Наступило долгое молчание.
— Теперь вы довольны? — спросила Линовицкая. — Кажется, вы
тоже начали сомневаться в искренности этого человека.
— Я начал сомневаться в мотивах поведения Головина и
погибшей, — задумчиво ответил Дронго, — вы можете рассказать мне, как погиб
Салим Мурсаев? Мне, конечно, рассказала его сестра, но она знает все только со
слов следователей.
— Его убили в Париже перед отелем «Бристоль», — сообщила
Валентина Олеговна, — убийцы сидели в автомобиле, ждали, когда он выйдет из
здания. Судя по показаниям свидетелей, перед убийством Мурсаев с кем-то
встречался. Мы считаем, что это был один из его знакомых, некий Сафиев. Кстати,
он исчез и сейчас объявлен в розыск. Мурсаева застрелили несколькими выстрелами
в упор. Причем сначала стреляли в спину, что неприятно поразило даже
французских полицейских. В общем, труп к нам доставили только через полтора
месяца, в результате всяких процедур и согласований. В Париже труп опознала
сестра убитого, в Москве — двое его сотрудников. В общем, мало приятного. Труп
согласно завещанию погибшего похоронили у него на родине, в Дагестане. Вот,
собственно, и все.
— И никаких других версий?
— Французская полиция ведет свое расследование, а мы свое.
Но пока никаких конкретных результатов. За исключением того факта, что исчез
знакомый Мурсаева, с которым он встречался за несколько минут до своей смерти.

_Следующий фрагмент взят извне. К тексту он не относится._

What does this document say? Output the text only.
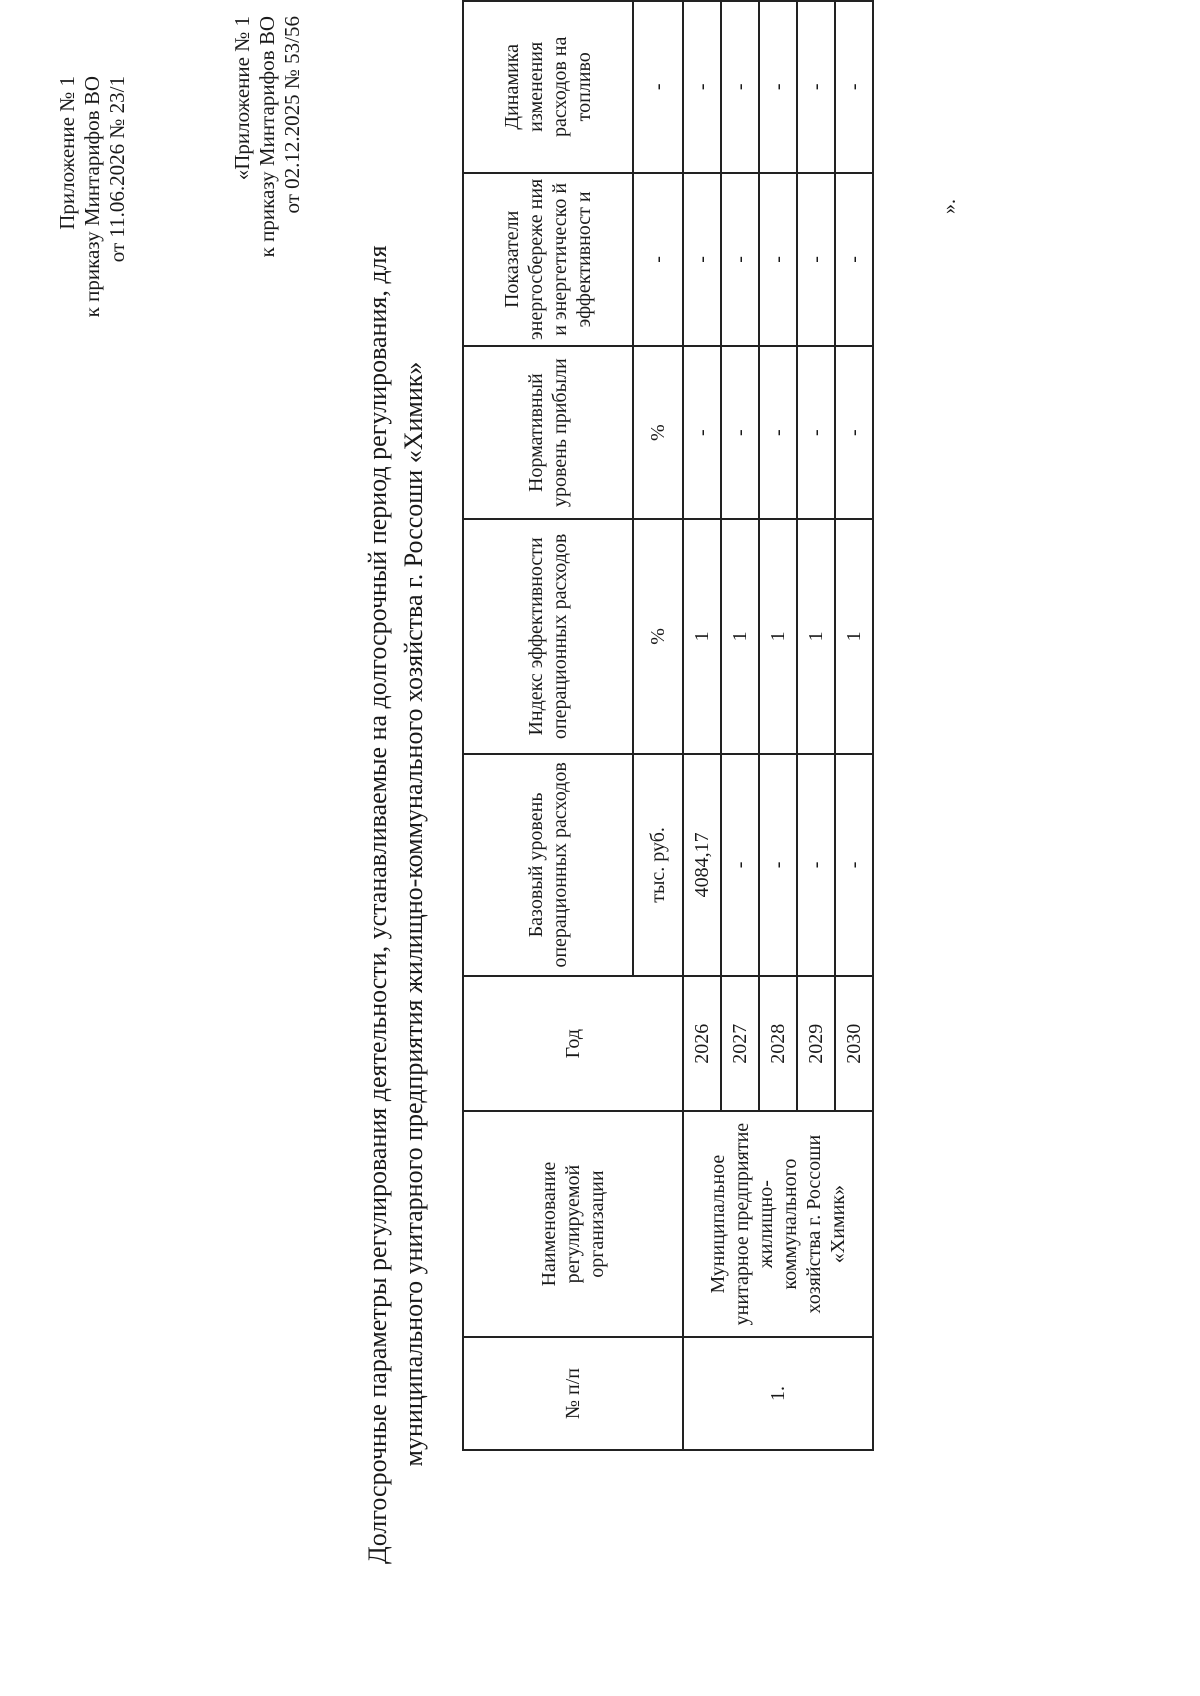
Приложение № 1 к приказу Минтарифов ВО от 11.06.2026 № 23/1	«Приложение № 1 к приказу Минтарифов ВО от 02.12.2025 № 53/56
Долгосрочные параметры регулирования деятельности, устанавливаемые на долгосрочный период регулирования, для муниципального унитарного предприятия жилищно-коммунального хозяйства г. Россоши «Химик»	№ п/п	Наименование регулируемой организации	Год	Базовый уровень операционных расходов	Индекс эффективности операционных расходов	Нормативный уровень прибыли	Показатели энергосбереже ния и энергетическо й эффективност и	Динамика изменения расходов на топливо
			тыс. руб.	%	%	-	-
1.	Муниципальное унитарное предприятие жилищно-коммунального хозяйства г. Россоши «Химик»	2026	4084,17	1	-	-	-
		2027	-	1	-	-	-
		2028	-	1	-	-	-
		2029	-	1	-	-	-
		2030	-	1	-	-	-
».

Тот самый Сафиев. Во Франции его тоже объявили в розыск, но пока не нашли. До
сегодняшнего дня мы считали, что убийство Мурсаева так или иначе было связано с
его коммерческой деятельностью, однако после убийства его супруги мы
рассматриваем и другие версии. Погибшая была красивой женщиной, у нее было
много поклонников, и, как нам рассказал Головин, они не все были довольны тем,
что она предпочла им какого-то кавказца, — она смотрела в глаза Дронго, когда
говорила последние слова.
— И вы, очевидно, с ними согласны? — не удержался он, чтобы
не уколоть следователя.
— Я не обязана высказывать свое личное отношение к
происходящим событиям, — сухо заметила она.
— Значит, вы полагаете, что убийство вдовы Салима Мурсаева
связано с деятельностью ее мужа?
— Это одна из версий — ради крупной суммы денег. И, наконец,
третья — личная месть кого-то из знакомых. У нас не бывает гениальных озарений,
— не удержалась от ответного укола Линовицкая, — мы должны проверить все
возможные версии.
Разговор становился не слишком приятным. Они уже успели по
нескольку раз обменяться колкостями. Дронго усмехнулся. Женщина может многое
простить мужчине, но не отсутствие к себе интереса. Равнодушие хуже ненависти.
Она не могла простить себе, что проявила слабость, пригласив его домой. Он,
конечно, поступил неправильно, нельзя соглашаться на первый шаг и не делать
последнего. Нужно либо сразу отказываться, либо идти до конца. Но кто мог знать
тогда, что все сложится именно таким образом?
— У вас ко мне нет никаких вопросов? — поинтересовался
Дронго.
Кажется, она поняла, что несколько перестаралась, говоря о
«гениальных озарениях». Но взятый тон не позволял ей резко менять характер
разговора. Поэтому она, глядя на свои папки, только спросила:
— У вас есть какие-нибудь новые сведения насчет убийства
Мурсаева?
Он чуть заколебался. Рассказать ей о своей поездке в
Сыктывкар, о десяти процентах, которые Мурсаев отчислял в офшорные зоны?
Рассказать об интригах Мясникова? Но что это дает следователю? Она и без того
заморочена всеми этими акциями и офшорными компаниями. В конце концов она может
и сама все узнать, если захочет расследовать в том числе и убийство Юрия
Авдеечева. А если не захочет, значит, ей и не нужно узнавать об этом.